MoME: Mixture of Matryoshka Experts for Audio-Visual Speech Recognition

TL;DR

MoME tackles the computational and flexibility challenges of large-language-model–based AVSR by fusing Matryoshka representations with sparse Mixture-of-Experts. It generates multi-scale audio-visual tokens and trains a shared-router MoME module that jointly learns across scales, enabling efficient inference without retraining for each compression rate. The approach achieves state-of-the-art results on LRS2 and LRS3 while using far fewer active parameters and showing robustness to noise, supported by ablations and visualizations that reveal cross-scale, cross-modal alignment. These findings offer a scalable, interpretable solution for resource-aware speech recognition and potential extension to other multimodal tasks.

Abstract

Large language models (LLMs) have recently shown strong potential in audio-visual speech recognition (AVSR), but their high computational demands and sensitivity to token granularity limit their practicality in resource-constrained settings. Token compression methods can reduce inference cost, but they require fixing a compression rate in advance and produce a single fixed-length output, offering no flexibility to balance information density and efficiency at inference time. Matryoshka representation learning (MRL) addresses this by enabling a single model to operate across multiple token granularities, allowing compression rates to be adjusted dynamically. However, current MRL-based methods treat each scale independently during training, limiting cross-scale generalization, robustness at high compression, and interpretability. To overcome these limitations, we propose MoME (Mixture of Matryoshka Experts), a novel framework that integrates sparse Mixture-of-Experts (MoE) into MRL-based LLMs for AVSR. MoME augments a frozen LLM with top-k routed and shared experts, allowing dynamic capacity allocation across scales and modalities. A shared router promotes consistent expert activation across granularities, enabling compressed sequences to benefit from representations learned at lower compression. Experiments on LRS2 and LRS3 demonstrate that MoME achieves state-of-the-art performance across AVSR, ASR, and VSR tasks, while requiring significantly fewer parameters and maintaining robustness under noise. MoME unifies the adaptability of MRL with the efficiency of MoE, offering a scalable and interpretable solution for resource-aware speech recognition.

Figures (9)

• Figure 1: Comparison of MoME with SOTA methods in terms of WER, number of activated parameters, and training data hours on LRS3 dataset. MoME achieves performance parity with or outperforms recent AVSR models while training on a lesser amount of hours, activating fewer parameters and catering to user's resource constraints with a single set of model weights.
• Figure 2: Overview of our proposed MoME module. We start by producing audio-visual tokens at different scales via modality-specific pre-trained encoders and projectors.
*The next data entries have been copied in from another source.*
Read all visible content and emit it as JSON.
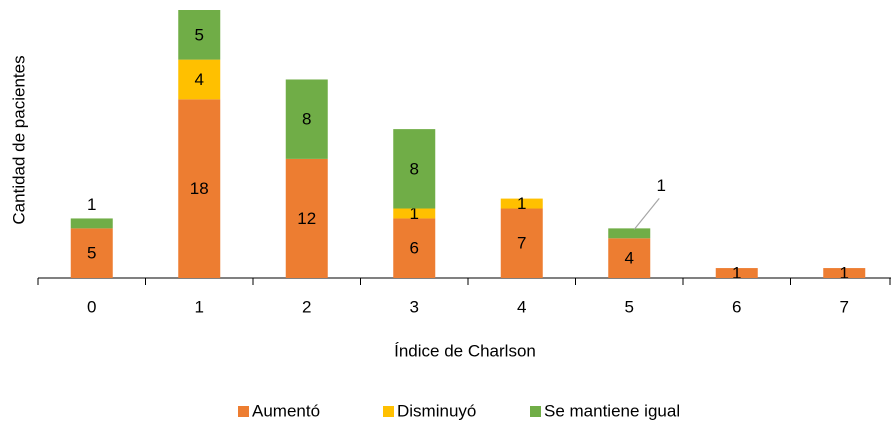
{
  "chart_data": {
    "type": "stacked_bar",
    "xlabel": "Índice de Charlson",
    "ylabel": "Cantidad de pacientes",
    "categories": [
      "0",
      "1",
      "2",
      "3",
      "4",
      "5",
      "6",
      "7"
    ],
    "ylim": [
      0,
      27
    ],
    "series": [
      {
        "name": "Aumentó",
        "color": "#ED7D31",
        "values": [
          5,
          18,
          12,
          6,
          7,
          4,
          1,
          1
        ]
      },
      {
        "name": "Disminuyó",
        "color": "#FFC000",
        "values": [
          null,
          4,
          null,
          1,
          1,
          null,
          null,
          null
        ]
      },
      {
        "name": "Se mantiene igual",
        "color": "#70AD47",
        "values": [
          1,
          5,
          8,
          8,
          null,
          1,
          null,
          null
        ]
      }
    ]
  }
}
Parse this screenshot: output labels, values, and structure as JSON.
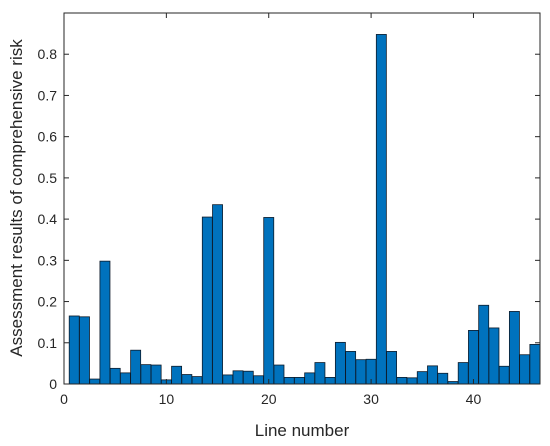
{
  "chart_data": {
    "type": "bar",
    "title": "",
    "xlabel": "Line number",
    "ylabel": "Assessment results of comprehensive risk",
    "xlim": [
      0,
      46.5
    ],
    "ylim": [
      0,
      0.9
    ],
    "xticks": [
      0,
      10,
      20,
      30,
      40
    ],
    "yticks": [
      0,
      0.1,
      0.2,
      0.3,
      0.4,
      0.5,
      0.6,
      0.7,
      0.8
    ],
    "xtick_labels": [
      "0",
      "10",
      "20",
      "30",
      "40"
    ],
    "ytick_labels": [
      "0",
      "0.1",
      "0.2",
      "0.3",
      "0.4",
      "0.5",
      "0.6",
      "0.7",
      "0.8"
    ],
    "grid": false,
    "bar_color": "#0072BD",
    "x": [
      1,
      2,
      3,
      4,
      5,
      6,
      7,
      8,
      9,
      10,
      11,
      12,
      13,
      14,
      15,
      16,
      17,
      18,
      19,
      20,
      21,
      22,
      23,
      24,
      25,
      26,
      27,
      28,
      29,
      30,
      31,
      32,
      33,
      34,
      35,
      36,
      37,
      38,
      39,
      40,
      41,
      42,
      43,
      44,
      45,
      46
    ],
    "values": [
      0.165,
      0.163,
      0.012,
      0.298,
      0.038,
      0.027,
      0.082,
      0.047,
      0.046,
      0.01,
      0.043,
      0.023,
      0.018,
      0.405,
      0.435,
      0.022,
      0.032,
      0.031,
      0.02,
      0.404,
      0.046,
      0.016,
      0.016,
      0.027,
      0.052,
      0.016,
      0.101,
      0.079,
      0.059,
      0.06,
      0.848,
      0.079,
      0.016,
      0.015,
      0.03,
      0.044,
      0.026,
      0.006,
      0.052,
      0.13,
      0.191,
      0.136,
      0.043,
      0.176,
      0.071,
      0.096
    ]
  }
}
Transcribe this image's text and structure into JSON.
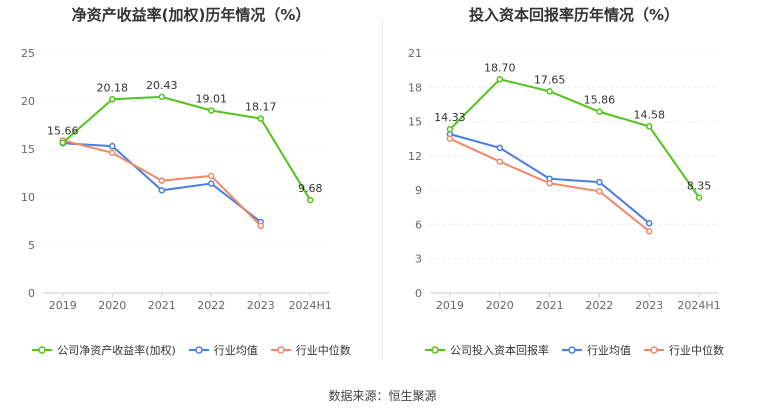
{
  "chart_data": [
    {
      "type": "line",
      "title": "净资产收益率(加权)历年情况（%）",
      "categories": [
        "2019",
        "2020",
        "2021",
        "2022",
        "2023",
        "2024H1"
      ],
      "ylim": [
        0,
        25
      ],
      "yticks": [
        "0",
        "5",
        "10",
        "15",
        "20",
        "25"
      ],
      "grid": true,
      "legend_position": "bottom",
      "series": [
        {
          "name": "公司净资产收益率(加权)",
          "color": "#52c41a",
          "values": [
            15.66,
            20.18,
            20.43,
            19.01,
            18.17,
            9.68
          ],
          "labels": [
            "15.66",
            "20.18",
            "20.43",
            "19.01",
            "18.17",
            "9.68"
          ]
        },
        {
          "name": "行业均值",
          "color": "#4a7fe0",
          "values": [
            15.6,
            15.3,
            10.7,
            11.4,
            7.4,
            null
          ]
        },
        {
          "name": "行业中位数",
          "color": "#f0896a",
          "values": [
            15.9,
            14.6,
            11.7,
            12.2,
            7.0,
            null
          ]
        }
      ]
    },
    {
      "type": "line",
      "title": "投入资本回报率历年情况（%）",
      "categories": [
        "2019",
        "2020",
        "2021",
        "2022",
        "2023",
        "2024H1"
      ],
      "ylim": [
        0,
        21
      ],
      "yticks": [
        "0",
        "3",
        "6",
        "9",
        "12",
        "15",
        "18",
        "21"
      ],
      "grid": true,
      "legend_position": "bottom",
      "series": [
        {
          "name": "公司投入资本回报率",
          "color": "#52c41a",
          "values": [
            14.33,
            18.7,
            17.65,
            15.86,
            14.58,
            8.35
          ],
          "labels": [
            "14.33",
            "18.70",
            "17.65",
            "15.86",
            "14.58",
            "8.35"
          ]
        },
        {
          "name": "行业均值",
          "color": "#4a7fe0",
          "values": [
            13.9,
            12.7,
            10.0,
            9.7,
            6.1,
            null
          ]
        },
        {
          "name": "行业中位数",
          "color": "#f0896a",
          "values": [
            13.5,
            11.5,
            9.6,
            8.9,
            5.4,
            null
          ]
        }
      ]
    }
  ],
  "footer": {
    "source": "数据来源：恒生聚源"
  }
}
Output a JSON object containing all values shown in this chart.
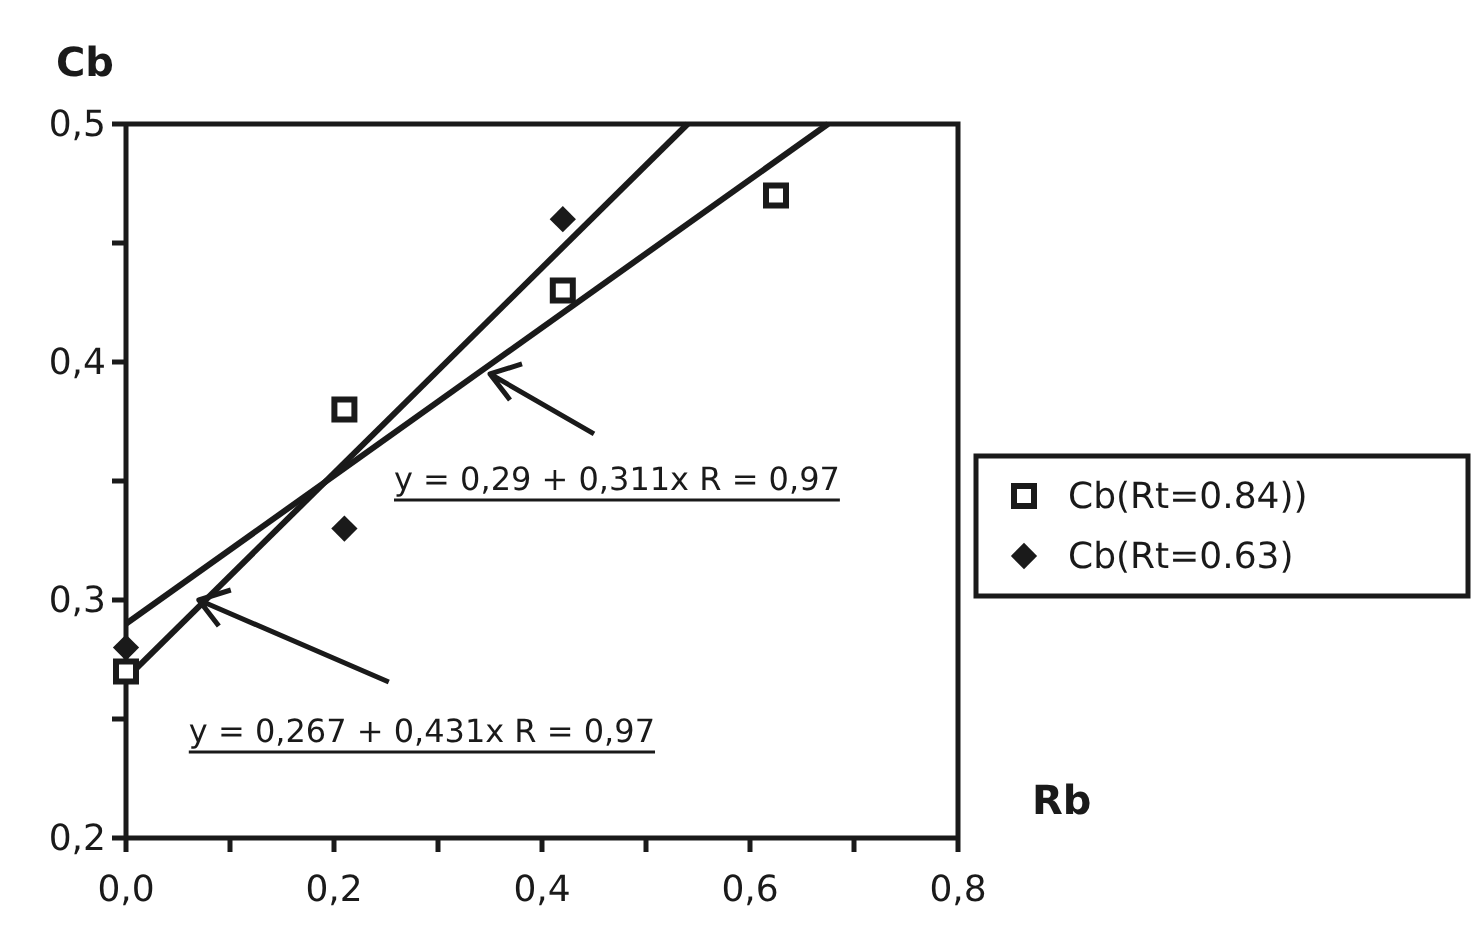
{
  "chart_data": {
    "type": "scatter",
    "xlabel": "Rb",
    "ylabel": "Cb",
    "xlim": [
      0,
      0.8
    ],
    "ylim": [
      0.2,
      0.5
    ],
    "xticks": [
      {
        "value": 0,
        "label": "0,0"
      },
      {
        "value": 0.1,
        "label": null
      },
      {
        "value": 0.2,
        "label": "0,2"
      },
      {
        "value": 0.3,
        "label": null
      },
      {
        "value": 0.4,
        "label": "0,4"
      },
      {
        "value": 0.5,
        "label": null
      },
      {
        "value": 0.6,
        "label": "0,6"
      },
      {
        "value": 0.7,
        "label": null
      },
      {
        "value": 0.8,
        "label": "0,8"
      }
    ],
    "yticks": [
      {
        "value": 0.2,
        "label": "0,2"
      },
      {
        "value": 0.25,
        "label": null
      },
      {
        "value": 0.3,
        "label": "0,3"
      },
      {
        "value": 0.35,
        "label": null
      },
      {
        "value": 0.4,
        "label": "0,4"
      },
      {
        "value": 0.45,
        "label": null
      },
      {
        "value": 0.5,
        "label": "0,5"
      }
    ],
    "grid": false,
    "legend": "right",
    "series": [
      {
        "type": "line",
        "color": "#1a1a1a",
        "x": [
          0,
          0.54
        ],
        "values": [
          0.267,
          0.5
        ],
        "marker": "none"
      },
      {
        "type": "line",
        "color": "#1a1a1a",
        "x": [
          0,
          0.675
        ],
        "values": [
          0.29,
          0.5
        ],
        "marker": "none"
      },
      {
        "name": "Cb(Rt=0.84))",
        "color": "#1a1a1a",
        "marker": "square",
        "x": [
          0,
          0.21,
          0.42,
          0.625
        ],
        "values": [
          0.27,
          0.38,
          0.43,
          0.47
        ]
      },
      {
        "name": "Cb(Rt=0.63)",
        "color": "#1a1a1a",
        "marker": "diamond",
        "x": [
          0,
          0.21,
          0.42
        ],
        "values": [
          0.28,
          0.33,
          0.46
        ]
      }
    ],
    "annotations": [
      {
        "text": "y = 0,29 + 0,311x  R = 0,97",
        "x": 0.35,
        "y": 0.395
      },
      {
        "text": "y = 0,267 + 0,431x  R = 0,97",
        "x": 0.07,
        "y": 0.3
      }
    ]
  }
}
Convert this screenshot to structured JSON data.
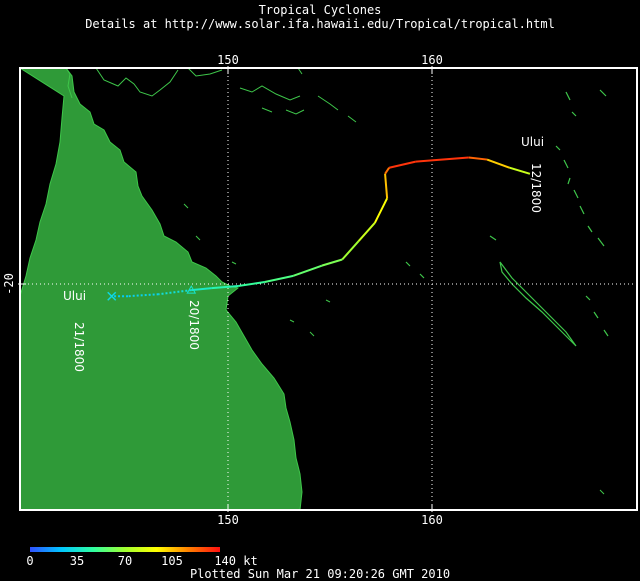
{
  "header": {
    "title": "Tropical Cyclones",
    "subtitle": "Details at http://www.solar.ifa.hawaii.edu/Tropical/tropical.html"
  },
  "axes": {
    "lon_ticks_top": [
      "150",
      "160"
    ],
    "lon_ticks_bottom": [
      "150",
      "160"
    ],
    "lat_tick": "-20"
  },
  "storm": {
    "name_start": "Ului",
    "name_end": "Ului",
    "date_start": "12/1800",
    "date_mid": "20/1800",
    "date_end": "21/1800",
    "track": [
      {
        "lon": 164.8,
        "lat": -14.6,
        "kt": 70
      },
      {
        "lon": 163.8,
        "lat": -14.3,
        "kt": 90
      },
      {
        "lon": 162.7,
        "lat": -13.9,
        "kt": 115
      },
      {
        "lon": 161.8,
        "lat": -13.8,
        "kt": 130
      },
      {
        "lon": 159.2,
        "lat": -14.0,
        "kt": 135
      },
      {
        "lon": 157.9,
        "lat": -14.3,
        "kt": 130
      },
      {
        "lon": 157.7,
        "lat": -14.6,
        "kt": 110
      },
      {
        "lon": 157.8,
        "lat": -15.8,
        "kt": 100
      },
      {
        "lon": 157.2,
        "lat": -17.0,
        "kt": 85
      },
      {
        "lon": 156.4,
        "lat": -17.9,
        "kt": 75
      },
      {
        "lon": 155.6,
        "lat": -18.8,
        "kt": 65
      },
      {
        "lon": 154.6,
        "lat": -19.1,
        "kt": 60
      },
      {
        "lon": 153.2,
        "lat": -19.6,
        "kt": 55
      },
      {
        "lon": 151.8,
        "lat": -19.9,
        "kt": 50
      },
      {
        "lon": 150.5,
        "lat": -20.1,
        "kt": 45
      },
      {
        "lon": 149.2,
        "lat": -20.2,
        "kt": 40
      },
      {
        "lon": 148.2,
        "lat": -20.3,
        "kt": 35
      },
      {
        "lon": 146.6,
        "lat": -20.5,
        "kt": 30
      },
      {
        "lon": 145.1,
        "lat": -20.6,
        "kt": 25
      },
      {
        "lon": 144.3,
        "lat": -20.6,
        "kt": 25
      }
    ]
  },
  "scale": {
    "labels": [
      "0",
      "35",
      "70",
      "105",
      "140 kt"
    ],
    "colors": [
      "#3050ff",
      "#00c8ff",
      "#30ffa0",
      "#a0ff30",
      "#ffff00",
      "#ff8000",
      "#ff1010"
    ]
  },
  "footer": {
    "plotted": "Plotted Sun Mar 21 09:20:26 GMT 2010"
  },
  "colors": {
    "land": "#2f9a38",
    "coast": "#3ec64a",
    "frame": "#ffffff"
  }
}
Each Matryoshka sequence goes through MoME, which can be placed parallel to multiple modules within each LLM layer (parallel to the MHSA module in the Figure). Each MoME module comprises a top-k router, which sparsely activates a subset of routed experts, and a pool of shared experts to capture scale-invariant knowledge.
• Figure 3: MoME-23/4 results for VSR and ASR tasks on the LRS3 dataset.
• Figure 4: Intra-modality and cross-modality correlation matrices for MoME-15/3 trained on LRS2. We study the sentence: "it's a long way from home".
• Figure 5: MoME-15/3-MHSA expert activation analysis across multiple scales and layers on LRS2.